University of Hertfordshire, UK
Brian Littlechild holds a PhD and is a Research Lead in the Department of Nursing and Social Work at the University of Hertfordshire, UK. A Qualified and Registered Social Worker, he worked in hospitals and in the community with particular mental health needs before working in universities. He has published 44 books/book chapters/monographs, and 28 refereed journal articles. He has carried out 20 qualitative and mixed methods research projects, and published widely on, amongst other areas, mental health issues for young and adult offenders, mental health and risk assessment, and on violence from parents in child protection work.
This presentation examines the causes and consequences of violence from mental health patients on staff, the patients themselves, and others in their formal and informal networks. It addresses how best to respond to staff and patients after such incidents, and the potential for jointly produced solutions to the problem.

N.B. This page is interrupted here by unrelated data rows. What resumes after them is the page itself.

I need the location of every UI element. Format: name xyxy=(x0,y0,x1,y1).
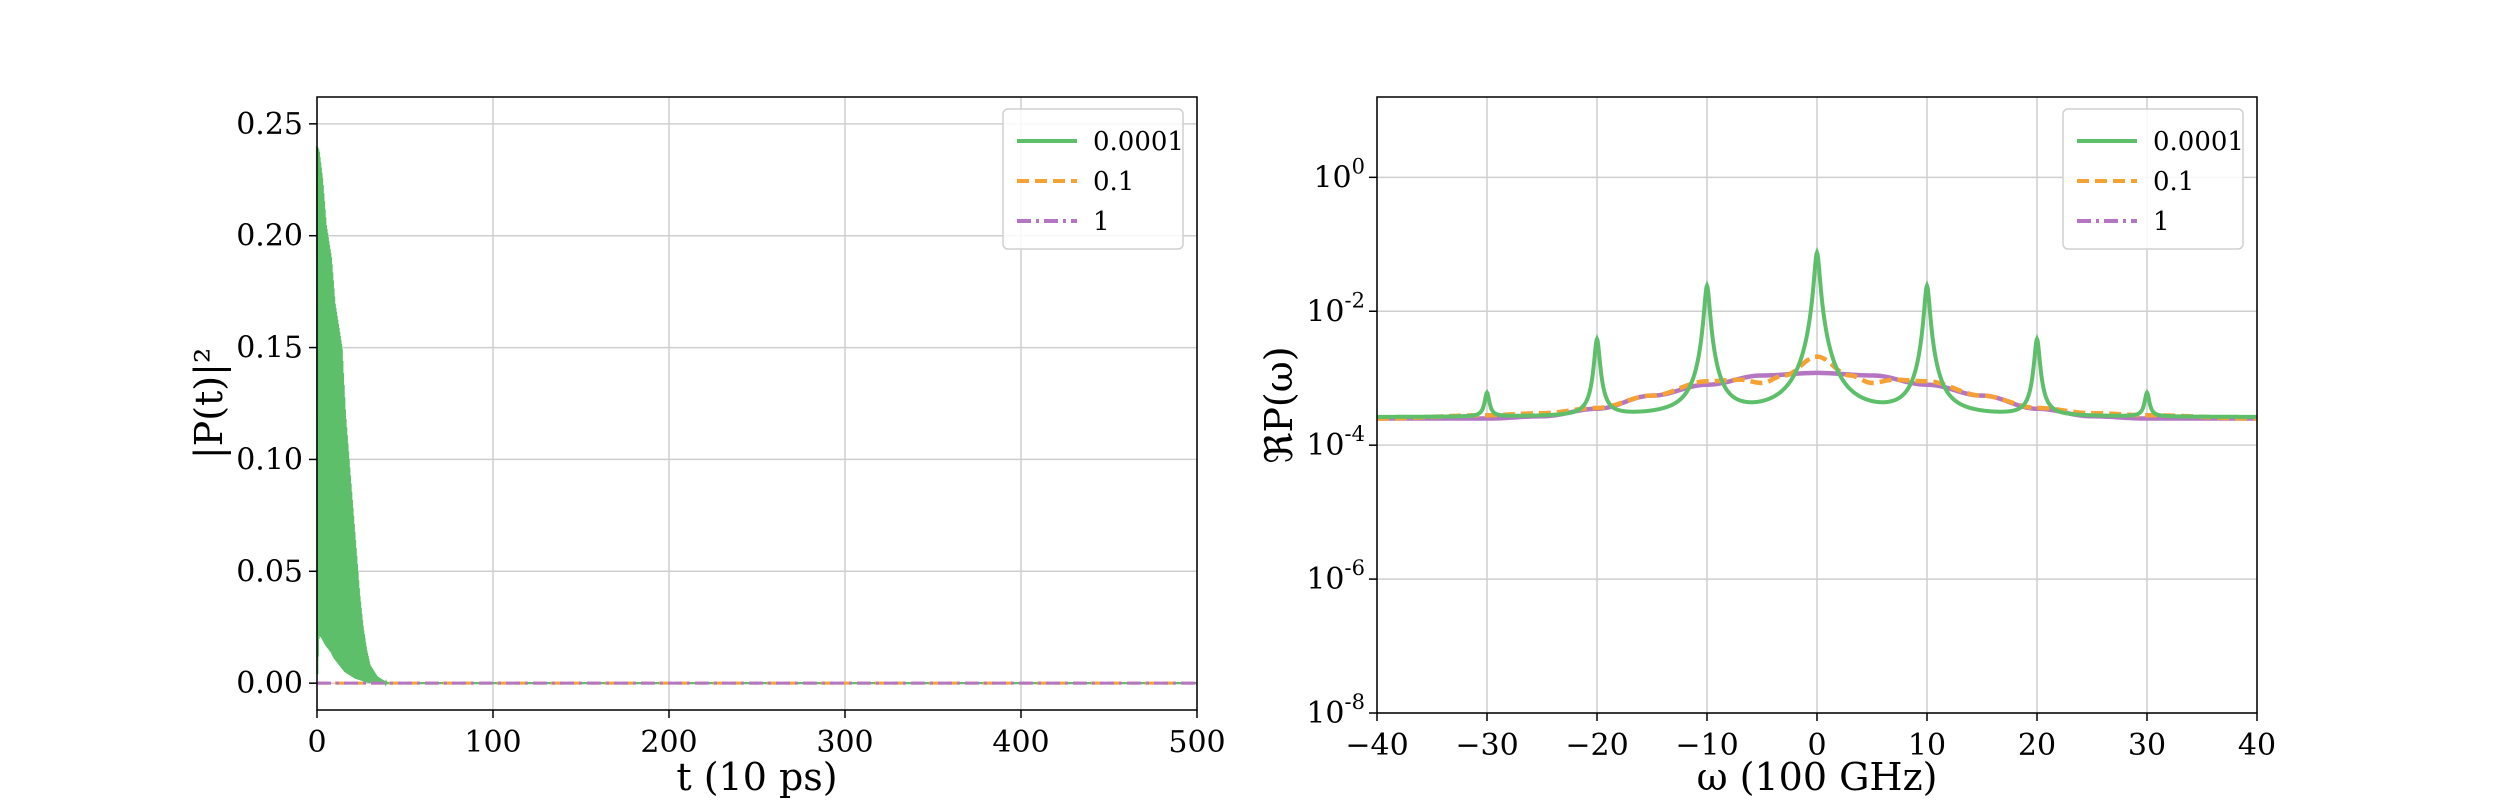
x-axis-label: t (10 ps) xyxy=(676,755,837,799)
x-tick-label: 200 xyxy=(640,725,697,760)
y-tick-label: 100 xyxy=(1313,154,1365,195)
y-axis-label: |P(t)|² xyxy=(187,348,231,459)
x-tick-label: 30 xyxy=(2128,728,2166,763)
y-tick-label: 0.20 xyxy=(236,219,303,254)
y-axis-label: ℜP(ω) xyxy=(1257,346,1301,463)
legend: 0.0001 0.1 1 xyxy=(1002,108,1184,250)
x-tick-label: 500 xyxy=(1168,725,1225,760)
x-axis-label: ω (100 GHz) xyxy=(1697,755,1938,799)
x-tick-label: 300 xyxy=(816,725,873,760)
x-tick-label: 0 xyxy=(1807,728,1826,763)
legend-label-1: 1 xyxy=(1093,207,1110,237)
legend: 0.0001 0.1 1 xyxy=(2062,108,2244,250)
x-tick-label: −20 xyxy=(1565,728,1628,763)
frequency-domain-plot: −40 −30 −20 −10 0 10 20 30 40 100 10-2 10-4 10-6 10-8… xyxy=(1257,96,2276,799)
x-tick-label: 100 xyxy=(464,725,521,760)
series-line-0.0001 xyxy=(315,146,1198,687)
y-tick-label: 0.15 xyxy=(236,331,303,366)
legend-label-0.1: 0.1 xyxy=(1093,167,1134,197)
x-tick-label: 20 xyxy=(2018,728,2056,763)
x-tick-label: −40 xyxy=(1345,728,1408,763)
legend-frame xyxy=(1002,108,1184,250)
x-tick-label: −30 xyxy=(1455,728,1518,763)
legend-frame xyxy=(2062,108,2244,250)
x-tick-label: 0 xyxy=(307,725,326,760)
y-tick-label: 0.00 xyxy=(236,666,303,701)
plot-frame xyxy=(316,96,1198,711)
legend-label-0.0001: 0.0001 xyxy=(2153,127,2244,157)
x-tick-label: 10 xyxy=(1908,728,1946,763)
plot-area xyxy=(1377,246,2257,421)
y-tick-label: 10-4 xyxy=(1306,422,1365,463)
y-tick-label: 0.10 xyxy=(236,442,303,477)
y-tick-label: 10-6 xyxy=(1306,556,1365,597)
legend-label-0.0001: 0.0001 xyxy=(1093,127,1184,157)
x-tick-label: −10 xyxy=(1675,728,1738,763)
y-tick-label: 0.25 xyxy=(236,107,303,142)
time-domain-plot: 0 100 200 300 400 500 0.00 0.05 0.10 0.15 0.20 0.25… xyxy=(187,96,1226,799)
legend-label-1: 1 xyxy=(2153,207,2170,237)
y-tick-label: 10-2 xyxy=(1306,288,1365,329)
x-tick-label: 400 xyxy=(992,725,1049,760)
x-tick-label: 40 xyxy=(2238,728,2276,763)
y-tick-label: 10-8 xyxy=(1306,690,1365,731)
y-tick-label: 0.05 xyxy=(236,554,303,589)
series-line-0.0001 xyxy=(1377,246,2257,419)
legend-label-0.1: 0.1 xyxy=(2153,167,2194,197)
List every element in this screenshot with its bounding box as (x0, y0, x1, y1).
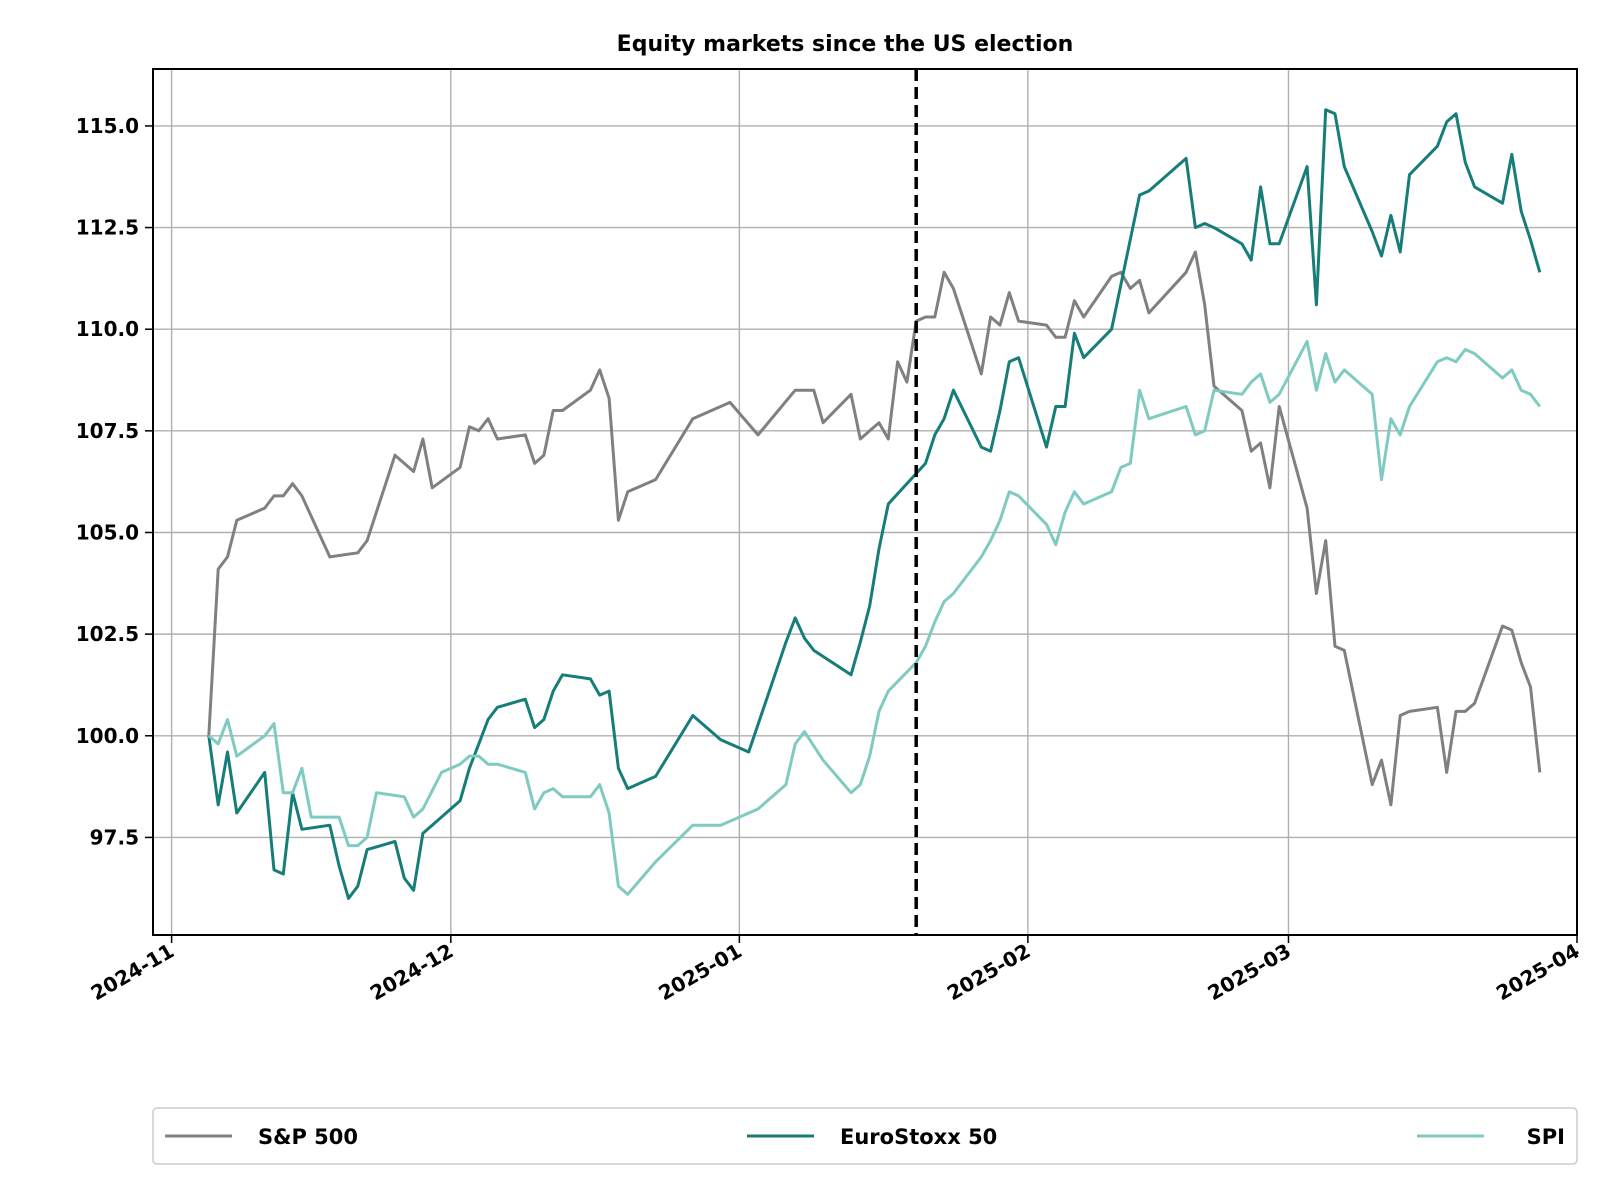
y-tick-label: 112.5 (76, 216, 139, 240)
legend-label: SPI (1527, 1125, 1565, 1149)
chart-title: Equity markets since the US election (617, 32, 1074, 57)
legend: S&P 500 EuroStoxx 50 SPI (152, 1107, 1578, 1165)
plot-area-frame (152, 68, 1578, 936)
y-tick-label: 107.5 (76, 419, 139, 443)
y-tick-label: 110.0 (76, 317, 139, 341)
y-tick-label: 115.0 (76, 114, 139, 138)
y-tick-label: 100.0 (76, 724, 139, 748)
legend-label: EuroStoxx 50 (840, 1125, 997, 1149)
y-tick-label: 105.0 (76, 520, 139, 544)
legend-label: S&P 500 (258, 1125, 358, 1149)
y-tick-label: 97.5 (90, 825, 139, 849)
series-lines (207, 108, 1542, 900)
y-axis: 97.5 100.0 102.5 105.0 107.5 110.0 112.5 115.0 (76, 114, 153, 849)
series-line-spi (207, 339, 1541, 896)
series-line-eurostoxx-50 (207, 108, 1542, 900)
legend-frame (152, 1107, 1578, 1165)
y-tick-label: 102.5 (76, 622, 139, 646)
series-line-s-p-500 (207, 250, 1542, 807)
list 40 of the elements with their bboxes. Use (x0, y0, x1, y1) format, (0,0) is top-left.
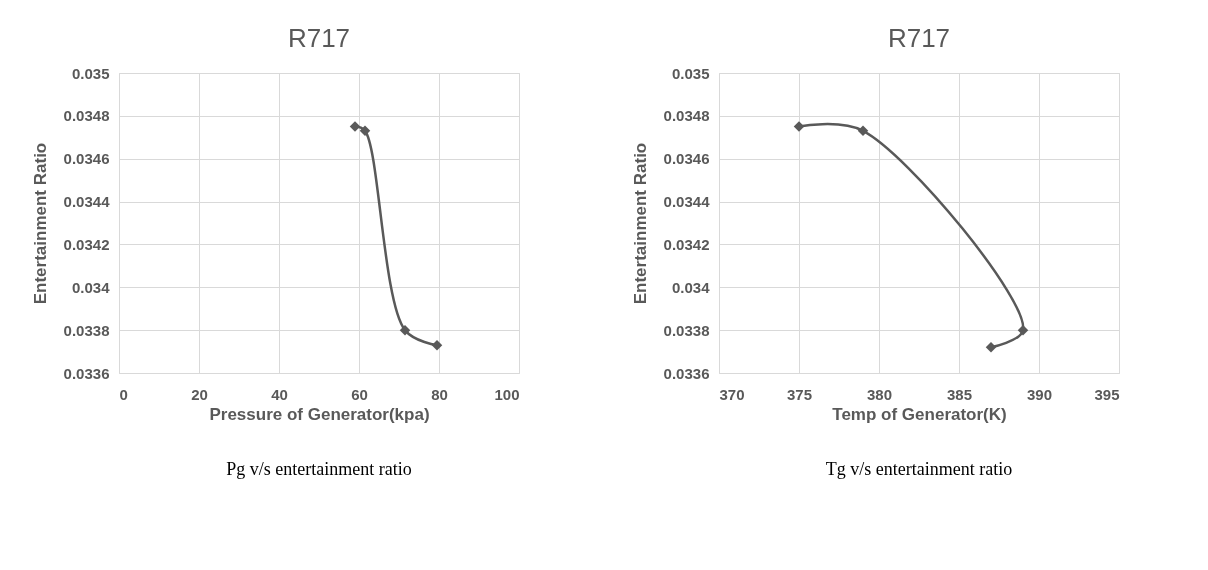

The presentation is based on analysis of the evidence arising from a review of the research and wider literature, and how we might analyse this evidence in order to produce best practice in policy guidance and direct work with patients, including the evidence and recommendations from the UK’s National Institute for Health and Care Excellence (NIHCE) Guideline Development Group’s systematic review on ‘Violence and Aggression: The short-term management of violent and physically threatening behaviour in mental health, health and community settings’ (2015). The presentation will consider how the use of restorative justice and mediation techniques can be used as a nuanced approach to heal the damaging effects on staff and others, in conjunction with the use of co-production approaches with service users and staff, in order to encourage staff groups, agencies, and personal learning for patients and staff involved to reduce the risk of further such situations. The presentation will take into account a key feature of health care policies in the United Kingdom, concerning service user involvement in patient care. Key issues in taking this approach are addressed, with methods for how to do this in practice covered, with a model proposed for enacting such approaches.